Le jardin jouxte la rivière coffrée de béton, cloaque spectral des activités de teintures et de tanneries qu’elle accueillait jadis. Parfois, il y a des montées d’eaux qui détruisent tout dans la maison et c’est vraiment comme si la Bièvre nous dégueulait dessus. La crue emporte et redescend en laissant une pellicule d’humidité froide, presque solide. Elle ramène des herbes sur le synthé. Alors on sort tous les objets de l’atelier avec nos muscles fins, une force augmentée sur le sol glissant. Le temps déborde.

La roquette qui a été plantée au jardin était partout au printemps. On pouvait s’y cacher, manger ses fleurs, fleurs de roquette à la bouche. On l’a un peu cuisinée, mais la terre est une poussière polluée alors on n’ a pas insisté. Elle a séché et on l’a arrachée pour faire de la place pour d’autres plantes. L’année d’après, on l’a vue pousser dans des fissures de ville. Elle a déplacé le jardin dans le bitume avenue de la Convention. La roquette s’est aussi regroupée dans un coin où un bouquet de coccinelles partouse au soleil.

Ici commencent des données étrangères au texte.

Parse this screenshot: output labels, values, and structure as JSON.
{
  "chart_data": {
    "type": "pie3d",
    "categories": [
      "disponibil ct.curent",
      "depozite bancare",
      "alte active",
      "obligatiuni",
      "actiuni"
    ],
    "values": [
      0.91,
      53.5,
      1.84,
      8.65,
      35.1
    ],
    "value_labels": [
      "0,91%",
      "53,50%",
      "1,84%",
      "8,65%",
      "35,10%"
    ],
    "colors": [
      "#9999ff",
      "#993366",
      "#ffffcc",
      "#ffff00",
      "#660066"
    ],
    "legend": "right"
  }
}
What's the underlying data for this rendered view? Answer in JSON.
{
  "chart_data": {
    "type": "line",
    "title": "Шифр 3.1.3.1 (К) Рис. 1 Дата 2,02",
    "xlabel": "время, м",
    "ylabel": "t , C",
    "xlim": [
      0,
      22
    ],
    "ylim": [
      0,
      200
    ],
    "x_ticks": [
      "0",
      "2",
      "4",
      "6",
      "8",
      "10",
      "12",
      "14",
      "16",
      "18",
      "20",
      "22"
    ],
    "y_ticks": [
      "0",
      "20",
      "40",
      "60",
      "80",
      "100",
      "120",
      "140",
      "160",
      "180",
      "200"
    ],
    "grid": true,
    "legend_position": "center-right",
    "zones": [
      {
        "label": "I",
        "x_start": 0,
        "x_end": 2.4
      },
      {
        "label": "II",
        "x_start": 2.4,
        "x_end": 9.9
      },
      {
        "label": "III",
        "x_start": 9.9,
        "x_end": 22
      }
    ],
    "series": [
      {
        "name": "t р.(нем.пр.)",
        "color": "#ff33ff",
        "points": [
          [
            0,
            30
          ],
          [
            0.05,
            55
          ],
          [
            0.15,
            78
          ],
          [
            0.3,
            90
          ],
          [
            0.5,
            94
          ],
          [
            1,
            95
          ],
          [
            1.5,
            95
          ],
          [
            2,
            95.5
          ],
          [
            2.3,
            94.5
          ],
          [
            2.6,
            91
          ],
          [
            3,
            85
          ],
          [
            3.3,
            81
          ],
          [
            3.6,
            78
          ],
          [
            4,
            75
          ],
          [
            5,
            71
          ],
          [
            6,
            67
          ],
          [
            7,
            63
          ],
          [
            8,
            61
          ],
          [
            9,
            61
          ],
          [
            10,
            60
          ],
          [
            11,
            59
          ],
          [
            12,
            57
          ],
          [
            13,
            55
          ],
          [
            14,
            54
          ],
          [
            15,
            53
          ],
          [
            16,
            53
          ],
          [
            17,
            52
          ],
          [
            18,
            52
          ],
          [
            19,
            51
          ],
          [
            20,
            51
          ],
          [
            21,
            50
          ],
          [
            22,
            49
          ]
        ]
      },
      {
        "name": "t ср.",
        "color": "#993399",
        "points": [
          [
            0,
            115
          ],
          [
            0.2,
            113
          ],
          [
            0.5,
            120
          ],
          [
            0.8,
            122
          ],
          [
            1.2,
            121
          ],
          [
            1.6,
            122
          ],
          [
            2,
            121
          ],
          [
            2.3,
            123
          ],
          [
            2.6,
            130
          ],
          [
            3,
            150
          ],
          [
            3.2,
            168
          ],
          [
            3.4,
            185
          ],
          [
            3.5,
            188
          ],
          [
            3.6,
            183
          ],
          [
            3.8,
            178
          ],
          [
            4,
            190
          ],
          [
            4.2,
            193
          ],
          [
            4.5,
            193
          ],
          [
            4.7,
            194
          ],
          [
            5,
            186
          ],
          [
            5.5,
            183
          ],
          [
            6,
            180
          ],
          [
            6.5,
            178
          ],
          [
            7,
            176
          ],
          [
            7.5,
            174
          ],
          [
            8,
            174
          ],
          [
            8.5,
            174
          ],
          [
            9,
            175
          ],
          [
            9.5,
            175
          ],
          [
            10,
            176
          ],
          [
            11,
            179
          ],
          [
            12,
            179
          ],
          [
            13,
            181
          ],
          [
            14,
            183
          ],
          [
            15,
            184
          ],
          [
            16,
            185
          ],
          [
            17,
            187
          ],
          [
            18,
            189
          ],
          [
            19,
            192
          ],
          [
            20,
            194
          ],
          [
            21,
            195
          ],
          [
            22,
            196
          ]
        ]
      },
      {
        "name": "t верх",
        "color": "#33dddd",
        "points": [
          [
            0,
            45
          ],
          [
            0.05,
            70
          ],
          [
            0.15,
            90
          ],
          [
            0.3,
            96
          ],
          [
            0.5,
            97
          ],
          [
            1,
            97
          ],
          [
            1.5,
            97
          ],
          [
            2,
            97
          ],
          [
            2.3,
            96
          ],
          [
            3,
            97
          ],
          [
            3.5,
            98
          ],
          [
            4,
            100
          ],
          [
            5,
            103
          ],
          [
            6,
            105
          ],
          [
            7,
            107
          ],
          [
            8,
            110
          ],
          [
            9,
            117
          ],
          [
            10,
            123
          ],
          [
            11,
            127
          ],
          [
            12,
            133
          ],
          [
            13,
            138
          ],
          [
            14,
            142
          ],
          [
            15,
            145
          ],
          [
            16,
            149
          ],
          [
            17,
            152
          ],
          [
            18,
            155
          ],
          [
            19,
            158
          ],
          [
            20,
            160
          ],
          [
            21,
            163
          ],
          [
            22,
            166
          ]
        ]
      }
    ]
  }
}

Le jardin a son mouvement propre, indéfini. On s’y disperse comme on s’est terré·e·s des heures  à l’atelier pour faire des céramiques. Oiseaux chapardeurs. On a fait des cueillettes pour préparer des fermentations, un repas et des couleurs avec des plantes. Temps long du jardin éclaté dans les temporalités qui s’effleurent de la cuisson des céramiques, de la préparation des mets et des fermentations. Dans la main des empreintes de jardin et des cendres, et sous les chaussures des graines qu’on emporte avec nous. Fragments d’un jardin est une exposition collective sous la forme d’un banquet à Pauline Perplexe. Pensée comme une série de dispersions, elle est une invitation à se retrouver la nuit comme on fait des feux pour cuire des poteries, cuisiner et se raconter des histoires. Les mondes imaginaires et réels se diffusent et débordent pour être contenus dans la céramique, dans les mains et dans la bouche.

 

 

- Pauline Roches -

 

 

 

1 Une invitation aux ateliers de traduction collectives initiés par Rosanna Puyol, Mélissa Tun Tun et Léna Monnier du livre The Undercommons: Fugitive Planning & Black Study de Stefano Harney & Fred Moten (2013), à paraître bientôt aux éditions Brook.